Value of agricultural R&D investments

Research shows that investing an extra US$88 billion in agricultural research and development worldwide by 2050 could increase crop yields by 0.4% each year.

Increasing the capacity of African universities to conduct agricultural research and adequately supporting agricultural extension organisations can help to improve yields. Moreover, capacity building projects should emphasise value-chain research and development.

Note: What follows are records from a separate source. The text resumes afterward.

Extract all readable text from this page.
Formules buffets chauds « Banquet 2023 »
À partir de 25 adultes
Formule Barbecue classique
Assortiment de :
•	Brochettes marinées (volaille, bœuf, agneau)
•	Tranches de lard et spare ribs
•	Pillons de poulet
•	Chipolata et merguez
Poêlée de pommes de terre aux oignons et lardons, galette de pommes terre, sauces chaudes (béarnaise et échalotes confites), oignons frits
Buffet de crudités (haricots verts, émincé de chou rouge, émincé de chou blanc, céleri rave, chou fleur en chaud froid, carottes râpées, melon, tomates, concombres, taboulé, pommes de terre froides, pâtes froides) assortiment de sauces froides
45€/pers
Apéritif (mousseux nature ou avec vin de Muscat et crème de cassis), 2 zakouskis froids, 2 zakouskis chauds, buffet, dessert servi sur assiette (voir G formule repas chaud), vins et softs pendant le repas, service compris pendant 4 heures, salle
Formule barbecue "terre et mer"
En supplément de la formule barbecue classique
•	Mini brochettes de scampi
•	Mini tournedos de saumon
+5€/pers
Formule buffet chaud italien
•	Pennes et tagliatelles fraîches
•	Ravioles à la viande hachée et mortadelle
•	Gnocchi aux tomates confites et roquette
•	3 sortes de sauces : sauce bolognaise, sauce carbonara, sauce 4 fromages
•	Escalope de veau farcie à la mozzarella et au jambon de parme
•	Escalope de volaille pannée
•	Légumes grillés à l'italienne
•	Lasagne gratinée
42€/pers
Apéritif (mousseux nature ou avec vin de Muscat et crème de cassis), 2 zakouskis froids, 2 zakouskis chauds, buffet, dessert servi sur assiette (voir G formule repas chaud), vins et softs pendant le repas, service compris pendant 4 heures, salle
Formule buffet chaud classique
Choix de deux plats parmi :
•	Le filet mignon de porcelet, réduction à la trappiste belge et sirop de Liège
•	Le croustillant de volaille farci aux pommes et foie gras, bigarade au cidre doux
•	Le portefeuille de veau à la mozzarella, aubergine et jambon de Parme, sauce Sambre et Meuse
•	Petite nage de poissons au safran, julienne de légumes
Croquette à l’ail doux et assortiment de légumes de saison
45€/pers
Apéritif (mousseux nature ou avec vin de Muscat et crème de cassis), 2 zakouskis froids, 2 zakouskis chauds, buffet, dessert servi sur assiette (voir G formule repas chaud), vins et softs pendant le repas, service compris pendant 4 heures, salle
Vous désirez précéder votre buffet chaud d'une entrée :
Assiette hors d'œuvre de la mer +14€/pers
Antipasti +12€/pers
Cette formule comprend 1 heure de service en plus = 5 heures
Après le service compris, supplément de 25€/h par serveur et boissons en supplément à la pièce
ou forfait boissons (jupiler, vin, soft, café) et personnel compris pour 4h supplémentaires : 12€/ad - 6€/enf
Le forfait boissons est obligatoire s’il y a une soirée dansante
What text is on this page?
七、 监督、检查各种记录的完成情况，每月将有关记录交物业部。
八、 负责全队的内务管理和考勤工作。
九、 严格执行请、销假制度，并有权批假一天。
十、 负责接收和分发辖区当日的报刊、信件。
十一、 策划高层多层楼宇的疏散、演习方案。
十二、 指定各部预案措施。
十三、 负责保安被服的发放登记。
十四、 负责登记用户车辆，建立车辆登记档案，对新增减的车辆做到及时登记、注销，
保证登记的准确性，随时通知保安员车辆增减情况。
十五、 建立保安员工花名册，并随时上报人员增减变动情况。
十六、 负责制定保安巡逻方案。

The architects of agricultural research and education must find ways to make agricultural extension more diverse and less expensive. New skills in science and technology, especially in biotechnology, big data management and information and communication technology, are also needed.

Africa’s development partners must keep faith with the region and governments must mobilise sufficient resources to underpin international investment and ensure a facilitating climate for private sector investment in all forms of agricultural research.

Attracting youth

Timely research and development is also helping to address the continent’s gigantic challenge of youth unemployment.

A pilot programme of the International Institute of Tropical Agriculture, which aims to engage youth in agriculture start-ups, productive agribusinesses and change the mind-sets of young children towards farming, is providing the much-needed impetus to jumpstart development in Africa. With support from the African Development Bank, the programme is being implemented in 24 countries including Kenya, Tanzania, Uganda and Nigeria. These efforts partly contributed to the IITA receiving the 2018 Africa Food Prize.